Royalties traditionally refer to a direct payment made to an individual or company, but in this case, due to the difficulty of determining provenance, the proceeds are pooled. Therefore, Kavanya and her co-workers at Fedco decided to name a single beneficiary: a local project called Nibezun that crosses tribal affiliations to reach a broader constituency. Nibezun is a registered non-profit that operates on 85 acres in Passadumkeag, Maine, with access to Olamon Island, the original home of the Penobscot Nation and Abenaki confederacy. 

Through the allocation of 10 percent of seed sales, along with direct donations from customers, Fedco paid out about $10,000 in Indigenous royalties last season.

In 2018, when Kavanya first started exploring a method to pay homage to indigenous breeders, she met with other seed sellers to brainstorm and explore the practical steps. Following up with those that sat around the table with her, she says she doesn’t see any evidence of implementation.  

“I couldn’t find any of that work continued. It’s disheartening. There was a certain momentum at the time,” said Kavanya. She cites two possible obstacles. The first is with scale. For some companies, “the amount of seeds they are selling is so small, it felt sort of futile,” said Kavanaya. The second is with general opposition to the imprecision of the vocabulary itself.  Using the word “royalties” was an unpopular decision with both sellers and Indigenous groups. 
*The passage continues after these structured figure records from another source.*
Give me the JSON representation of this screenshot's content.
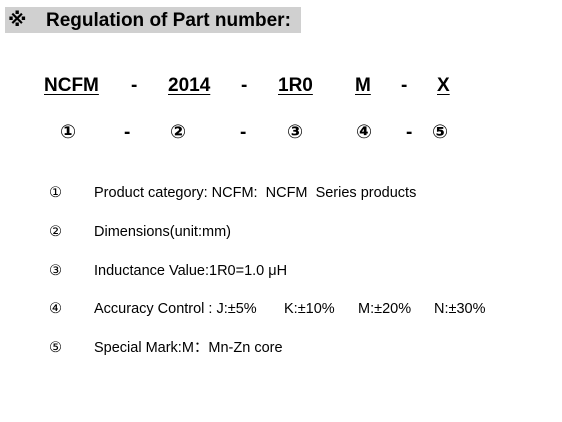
{
  "header": {
    "symbol": "※",
    "title": "Regulation of Part number:"
  },
  "part_number": {
    "segments": [
      "NCFM",
      "-",
      "2014",
      "-",
      "1R0",
      "M",
      "-",
      "X"
    ]
  },
  "index_row": [
    "①",
    "-",
    "②",
    "-",
    "③",
    "④",
    "-",
    "⑤"
  ],
  "items": [
    {
      "marker": "①",
      "text": [
        "Product category: NCFM:  NCFM  Series products"
      ]
    },
    {
      "marker": "②",
      "text": [
        "Dimensions(unit:mm)"
      ]
    },
    {
      "marker": "③",
      "text": [
        "Inductance Value:1R0=1.0 μH"
      ]
    },
    {
      "marker": "④",
      "text": [
        "Accuracy Control : J:±5%",
        "K:±10%",
        "M:±20%",
        "N:±30%"
      ]
    },
    {
      "marker": "⑤",
      "text": [
        "Special Mark:M：Mn-Zn core"
      ]
    }
  ]
}
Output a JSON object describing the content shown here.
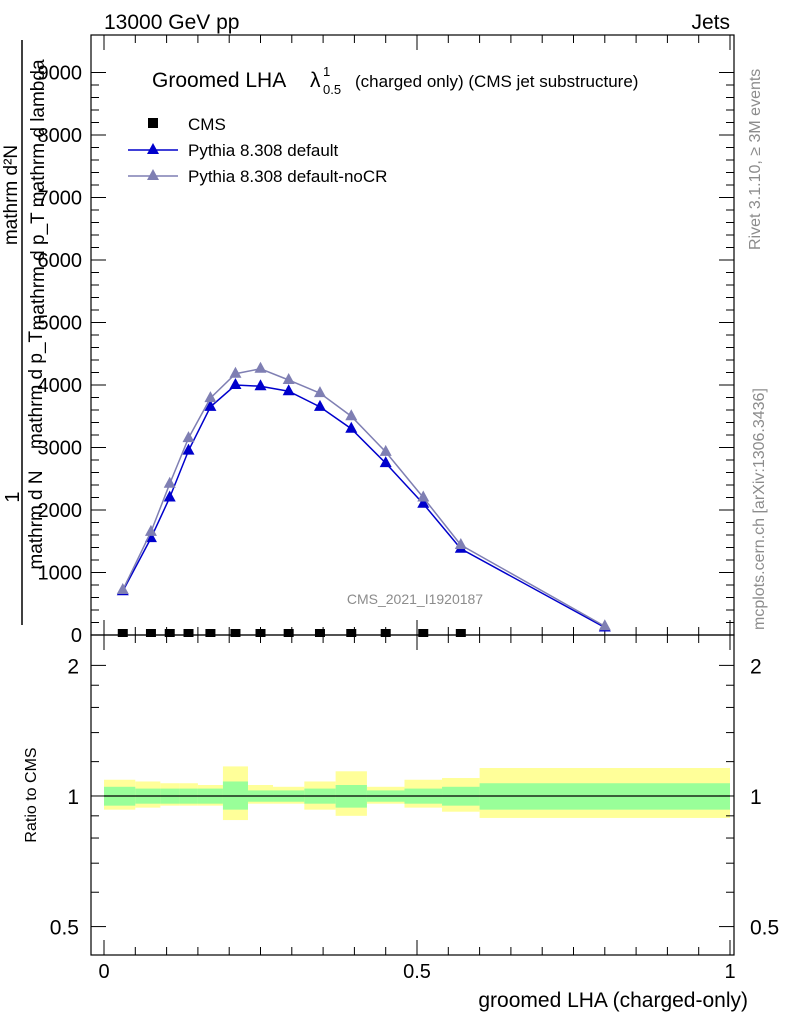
{
  "header": {
    "left": "13000 GeV pp",
    "right": "Jets"
  },
  "side_labels": {
    "rivet": "Rivet 3.1.10, ≥ 3M events",
    "mcplots": "mcplots.cern.ch [arXiv:1306.3436]"
  },
  "watermark": "CMS_2021_I1920187",
  "colors": {
    "cms": "#000000",
    "default": "#0000cc",
    "noCR": "#7f7fb3",
    "band_inner": "#99ff99",
    "band_outer": "#ffff99"
  },
  "chart_data": [
    {
      "type": "line",
      "title_main": "Groomed LHA",
      "title_symbol": "λ",
      "title_sup": "1",
      "title_sub": "0.5",
      "title_rest": "(charged only) (CMS jet substructure)",
      "ylabel_top": "mathrm d²N",
      "ylabel_bottom": "mathrm d p_T mathrm d lambda",
      "ylabel_prefix": "1",
      "ylabel_frac_top": "mathrm d N",
      "ylabel_frac_bottom": "mathrm d p_T",
      "ylim": [
        0,
        9600
      ],
      "xlim": [
        0,
        1
      ],
      "yticks": [
        0,
        1000,
        2000,
        3000,
        4000,
        5000,
        6000,
        7000,
        8000,
        9000
      ],
      "ytick_labels": [
        "0",
        "1000",
        "2000",
        "3000",
        "4000",
        "5000",
        "6000",
        "7000",
        "8000",
        "9000"
      ],
      "legend_placement": "top-left",
      "series": [
        {
          "name": "CMS",
          "marker": "square",
          "x": [
            0.03,
            0.075,
            0.105,
            0.135,
            0.17,
            0.21,
            0.25,
            0.295,
            0.345,
            0.395,
            0.45,
            0.51,
            0.57
          ],
          "y": [
            0,
            0,
            0,
            0,
            0,
            0,
            0,
            0,
            0,
            0,
            0,
            0,
            0
          ]
        },
        {
          "name": "Pythia 8.308 default",
          "marker": "triangle",
          "x": [
            0.03,
            0.075,
            0.105,
            0.135,
            0.17,
            0.21,
            0.25,
            0.295,
            0.345,
            0.395,
            0.45,
            0.51,
            0.57,
            0.8
          ],
          "y": [
            700,
            1550,
            2200,
            2950,
            3650,
            4000,
            3980,
            3900,
            3650,
            3300,
            2750,
            2100,
            1380,
            120
          ]
        },
        {
          "name": "Pythia 8.308 default-noCR",
          "marker": "triangle",
          "x": [
            0.03,
            0.075,
            0.105,
            0.135,
            0.17,
            0.21,
            0.25,
            0.295,
            0.345,
            0.395,
            0.45,
            0.51,
            0.57,
            0.8
          ],
          "y": [
            720,
            1650,
            2420,
            3150,
            3790,
            4180,
            4260,
            4080,
            3870,
            3500,
            2930,
            2200,
            1440,
            140
          ]
        }
      ]
    },
    {
      "type": "area",
      "ylabel": "Ratio to CMS",
      "xlabel": "groomed LHA (charged-only)",
      "log_y": true,
      "ylim": [
        0.43,
        2.35
      ],
      "yticks": [
        0.5,
        1,
        2
      ],
      "ytick_labels": [
        "0.5",
        "1",
        "2"
      ],
      "xticks": [
        0,
        0.5,
        1
      ],
      "xtick_labels": [
        "0",
        "0.5",
        "1"
      ],
      "bins": {
        "x_lo": [
          0.0,
          0.05,
          0.09,
          0.12,
          0.15,
          0.19,
          0.23,
          0.27,
          0.32,
          0.37,
          0.42,
          0.48,
          0.54,
          0.6
        ],
        "x_hi": [
          0.05,
          0.09,
          0.12,
          0.15,
          0.19,
          0.23,
          0.27,
          0.32,
          0.37,
          0.42,
          0.48,
          0.54,
          0.6,
          1.0
        ],
        "inner_lo": [
          0.95,
          0.96,
          0.96,
          0.96,
          0.96,
          0.93,
          0.97,
          0.97,
          0.96,
          0.94,
          0.97,
          0.96,
          0.95,
          0.93
        ],
        "inner_hi": [
          1.05,
          1.04,
          1.04,
          1.04,
          1.04,
          1.08,
          1.03,
          1.03,
          1.04,
          1.06,
          1.03,
          1.04,
          1.05,
          1.07
        ],
        "outer_lo": [
          0.93,
          0.94,
          0.95,
          0.95,
          0.95,
          0.88,
          0.96,
          0.96,
          0.93,
          0.9,
          0.96,
          0.94,
          0.92,
          0.89
        ],
        "outer_hi": [
          1.09,
          1.08,
          1.07,
          1.07,
          1.06,
          1.17,
          1.06,
          1.05,
          1.08,
          1.14,
          1.05,
          1.09,
          1.1,
          1.16
        ]
      },
      "reference": 1
    }
  ]
}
Because the money from all the designated seed varieties is pooled and not tagged to individual tribal breeders, “it is not terminology that everyone thinks is most representative,” writes Kavanya. An alternate name for the practice, which emerged from the Indigenous Seed Keepers Network, is “Indigenous seed benefit sharing.”
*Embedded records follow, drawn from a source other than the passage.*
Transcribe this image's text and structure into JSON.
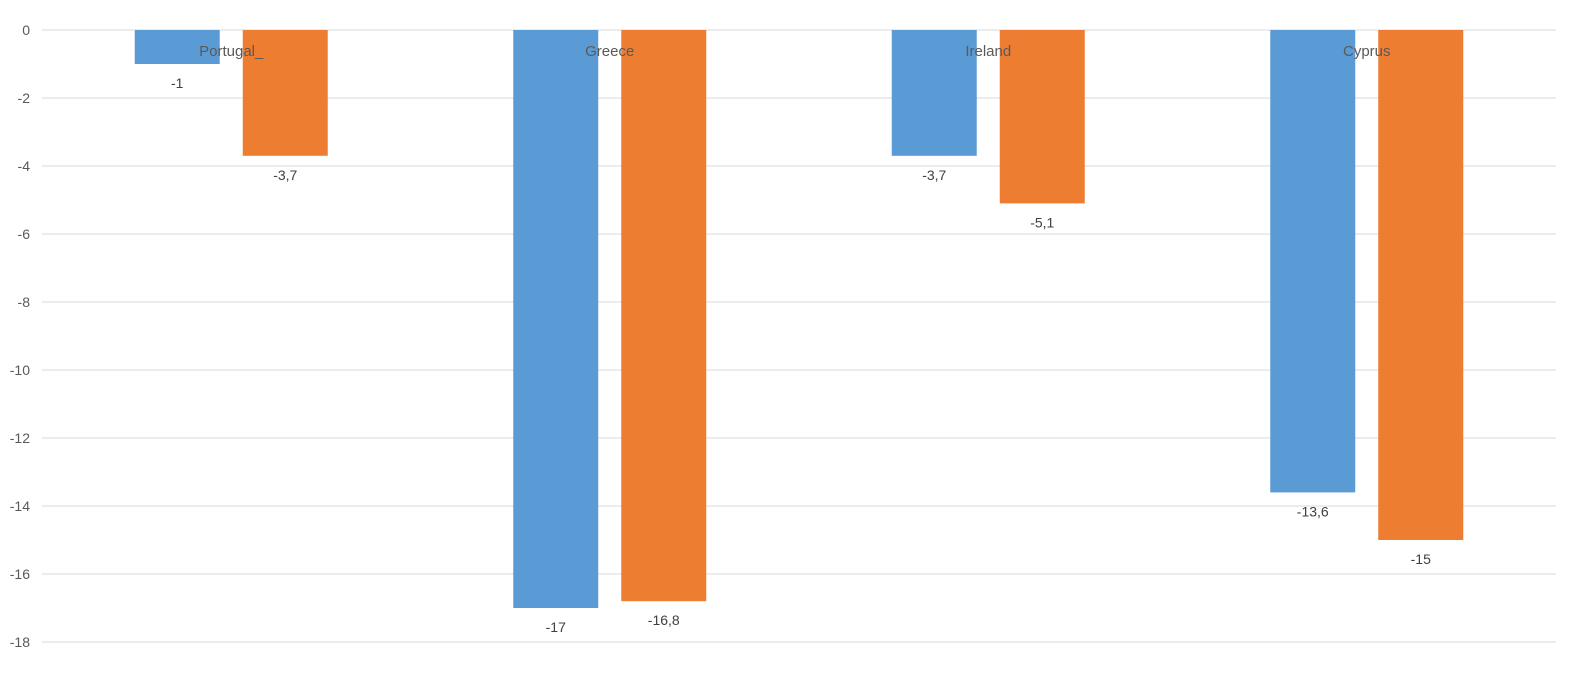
{
  "chart_data": {
    "type": "bar",
    "categories": [
      "Portugal_",
      "Greece",
      "Ireland",
      "Cyprus"
    ],
    "series": [
      {
        "values": [
          -1,
          -17,
          -3.7,
          -13.6
        ],
        "labels": [
          "-1",
          "-17",
          "-3,7",
          "-13,6"
        ],
        "color": "#5b9bd5"
      },
      {
        "values": [
          -3.7,
          -16.8,
          -5.1,
          -15
        ],
        "labels": [
          "-3,7",
          "-16,8",
          "-5,1",
          "-15"
        ],
        "color": "#ed7d31"
      }
    ],
    "y_ticks": [
      0,
      -2,
      -4,
      -6,
      -8,
      -10,
      -12,
      -14,
      -16,
      -18
    ],
    "y_tick_labels": [
      "0",
      "-2",
      "-4",
      "-6",
      "-8",
      "-10",
      "-12",
      "-14",
      "-16",
      "-18"
    ],
    "ylim": [
      -18,
      0
    ],
    "grid": true,
    "title": "",
    "xlabel": "",
    "ylabel": ""
  }
}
“Terminology is worthy of thoughtfulness, but, hopefully, [it] does not overshadow root concerns, which in this case includes the commercialization of seeds and the unsettled matter of what is adequate compensation for what to some are relatives, ancestors and children,” says Dr. Andrea Carter, AG outreach and education manager at Native Seeds/SEARCH, an Arizona-based seed conservation organization.

Recognition of prior ownership is a first step, but what about returning the seeds? Groups such as Native Seeds/SEARCH and the Native American Food Sovereignty Alliance are working on drafting policies and beginning the work of returning Indigenous seeds to their native communities. They call the process “rematriation,” in recognition of the role women have played in seed stewardship. Returning seed breeding and stewardship to original Indigenous keepers on Indigenous land is an important step in seed sovereignty, which is in turn a foundational step in food sovereignty. 
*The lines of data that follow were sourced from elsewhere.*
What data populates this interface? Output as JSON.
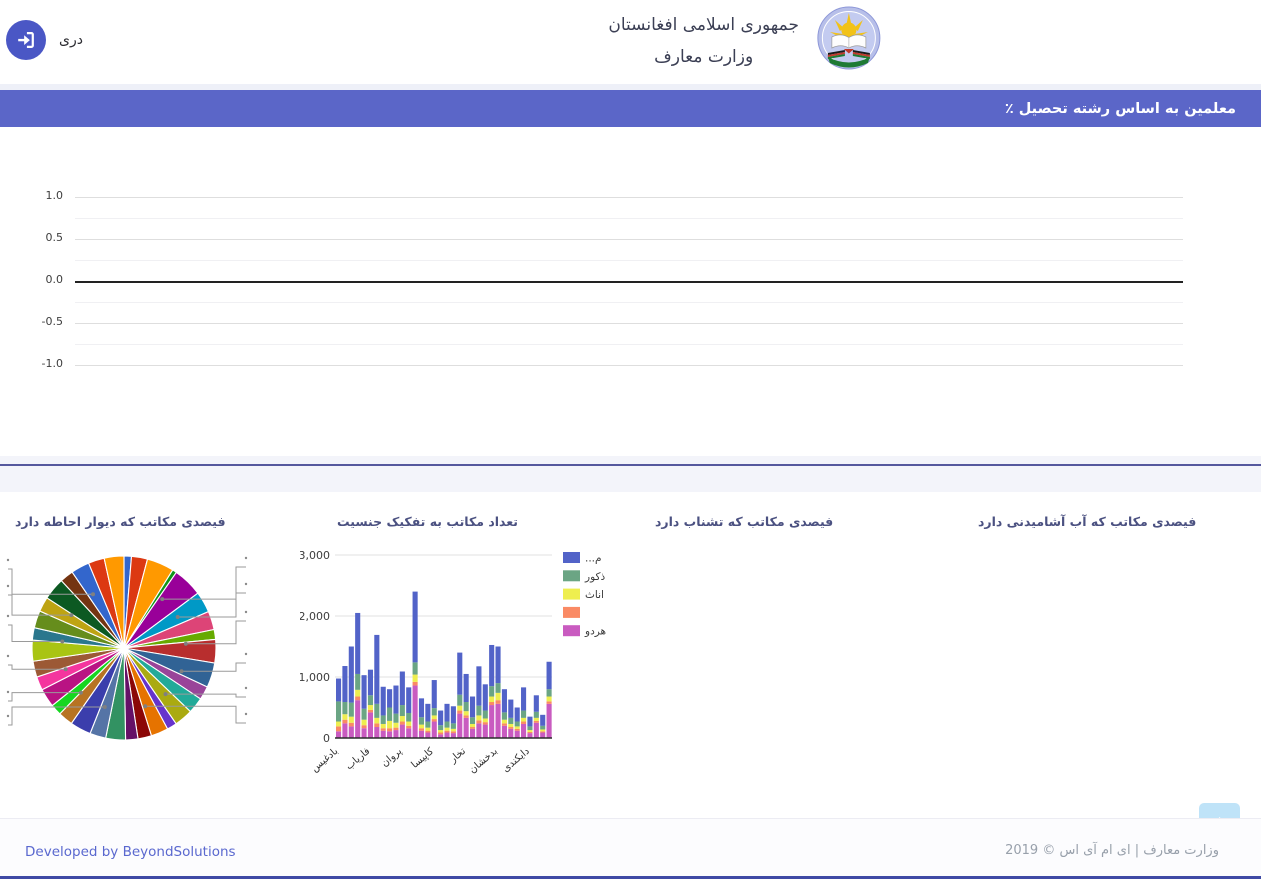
{
  "header": {
    "language_label": "دری",
    "org_line1": "جمهوری اسلامی افغانستان",
    "org_line2": "وزارت معارف"
  },
  "banner": {
    "title": "معلمین به اساس رشته تحصیل ٪",
    "bg": "#5b66c8"
  },
  "icons": {
    "scroll_top": "↑",
    "login": "sign-in-arrow"
  },
  "footer": {
    "left": "Developed by BeyondSolutions",
    "right": "2019 © وزارت معارف | ای ام آی اس"
  },
  "chart_data": [
    {
      "type": "line",
      "title": "معلمین به اساس رشته تحصیل ٪",
      "empty": true,
      "y_ticks": [
        "1.0",
        "0.5",
        "0.0",
        "-0.5",
        "-1.0"
      ],
      "ylim": [
        -1.25,
        1.25
      ],
      "grid": true,
      "series": []
    },
    {
      "type": "pie",
      "title": "فیصدی مکاتب که دیوار احاطه دارد",
      "values": [
        1.2,
        2.6,
        4.4,
        0.7,
        4.8,
        3.4,
        3.0,
        1.6,
        3.8,
        4.0,
        2.2,
        2.6,
        3.0,
        1.6,
        2.8,
        2.2,
        2.0,
        3.2,
        2.6,
        3.4,
        2.4,
        1.8,
        3.0,
        2.2,
        2.6,
        3.4,
        2.0,
        2.8,
        2.4,
        3.6,
        2.2,
        3.0,
        2.6,
        3.2
      ],
      "colors": [
        "#3366CC",
        "#DC3912",
        "#FF9900",
        "#109618",
        "#990099",
        "#0099C6",
        "#DD4477",
        "#66AA00",
        "#B82E2E",
        "#316395",
        "#994499",
        "#22AA99",
        "#AAAA11",
        "#6633CC",
        "#E67300",
        "#8B0707",
        "#651067",
        "#329262",
        "#5574A6",
        "#3B3EAC",
        "#B77322",
        "#16D620",
        "#B91383",
        "#F4359E",
        "#9C5935",
        "#A9C413",
        "#2A778D",
        "#668D1C",
        "#BEA413",
        "#0C5922",
        "#743411",
        "#3366CC",
        "#DC3912",
        "#FF9900"
      ]
    },
    {
      "type": "stacked-bar",
      "title": "تعداد مکاتب به تفکیک جنسیت",
      "ylim": [
        0,
        3000
      ],
      "y_ticks": [
        "0",
        "1,000",
        "2,000",
        "3,000"
      ],
      "x_tick_labels": [
        "بادغیس",
        "فاریاب",
        "پروان",
        "کاپیسا",
        "تخار",
        "بدخشان",
        "دایکندی"
      ],
      "x_tick_indices": [
        0,
        5,
        10,
        15,
        20,
        25,
        30
      ],
      "legend_position": "right",
      "series": [
        {
          "name": "...م",
          "color": "#5263c8",
          "values": [
            375,
            590,
            920,
            1000,
            550,
            420,
            1130,
            470,
            300,
            460,
            550,
            420,
            1160,
            310,
            290,
            460,
            240,
            290,
            280,
            690,
            460,
            340,
            645,
            430,
            675,
            600,
            380,
            300,
            230,
            380,
            160,
            270,
            180,
            450
          ]
        },
        {
          "name": "ذکور",
          "color": "#6ba584",
          "values": [
            330,
            200,
            230,
            260,
            180,
            160,
            230,
            140,
            220,
            150,
            180,
            140,
            200,
            120,
            100,
            120,
            80,
            100,
            90,
            180,
            150,
            110,
            160,
            130,
            170,
            160,
            120,
            100,
            80,
            120,
            60,
            100,
            60,
            120
          ]
        },
        {
          "name": "اناث",
          "color": "#eeee4f",
          "values": [
            80,
            90,
            100,
            110,
            90,
            80,
            90,
            70,
            120,
            80,
            90,
            70,
            120,
            60,
            50,
            60,
            40,
            50,
            40,
            80,
            70,
            50,
            80,
            60,
            90,
            120,
            60,
            50,
            40,
            60,
            30,
            50,
            30,
            80
          ]
        },
        {
          "name": "",
          "color": "#fa8a64",
          "values": [
            80,
            60,
            60,
            60,
            50,
            40,
            60,
            40,
            50,
            40,
            50,
            40,
            60,
            40,
            30,
            40,
            30,
            30,
            30,
            50,
            40,
            30,
            50,
            40,
            50,
            60,
            40,
            30,
            30,
            40,
            20,
            30,
            20,
            40
          ]
        },
        {
          "name": "هردو",
          "color": "#c95bc0",
          "values": [
            110,
            240,
            190,
            620,
            160,
            420,
            180,
            120,
            110,
            130,
            220,
            160,
            860,
            120,
            90,
            270,
            60,
            90,
            80,
            400,
            330,
            150,
            240,
            220,
            540,
            560,
            200,
            150,
            120,
            230,
            80,
            250,
            90,
            560
          ]
        }
      ]
    },
    {
      "type": "empty",
      "title": "فیصدی مکاتب که تشناب دارد"
    },
    {
      "type": "empty",
      "title": "فیصدی مکاتب که آب آشامیدنی دارد"
    }
  ]
}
According to NAFSA (the Native American Food Sovereignty Alliance, which houses the Indigenous Seed Keepers’ Network), “Seeds are a vibrant and vital foundation for food sovereignty and are the basis for a sustainable, healthy agriculture. We understand that seeds are our precious collective inheritance and it is our responsibility to care for the seeds as part of our responsibility to feed and nourish ourselves and future generations.”

“Rematriation of all Indigenously derived seeds is impractical,” acknowledges Kavanaya. It would mean no beans, corn or squash available on the commercial market. But recognizing this does not mean that all Indigenous seeds should be available commercially. Some nonprofits such as Native Seeds/SEARCH are removing culturally significant varieties from their catalog while choosing to leave others readily available. 

Small seed companies provide a valuable service to all gardeners looking to benefit from careful breeding and stewardship, but seeds are not just food: they are also a living cultural legacy. Acknowledging this idea is just the first step toward addressing a complex issue. “It is a larger and much-needed conversation that requires the voices of many,” says Carter.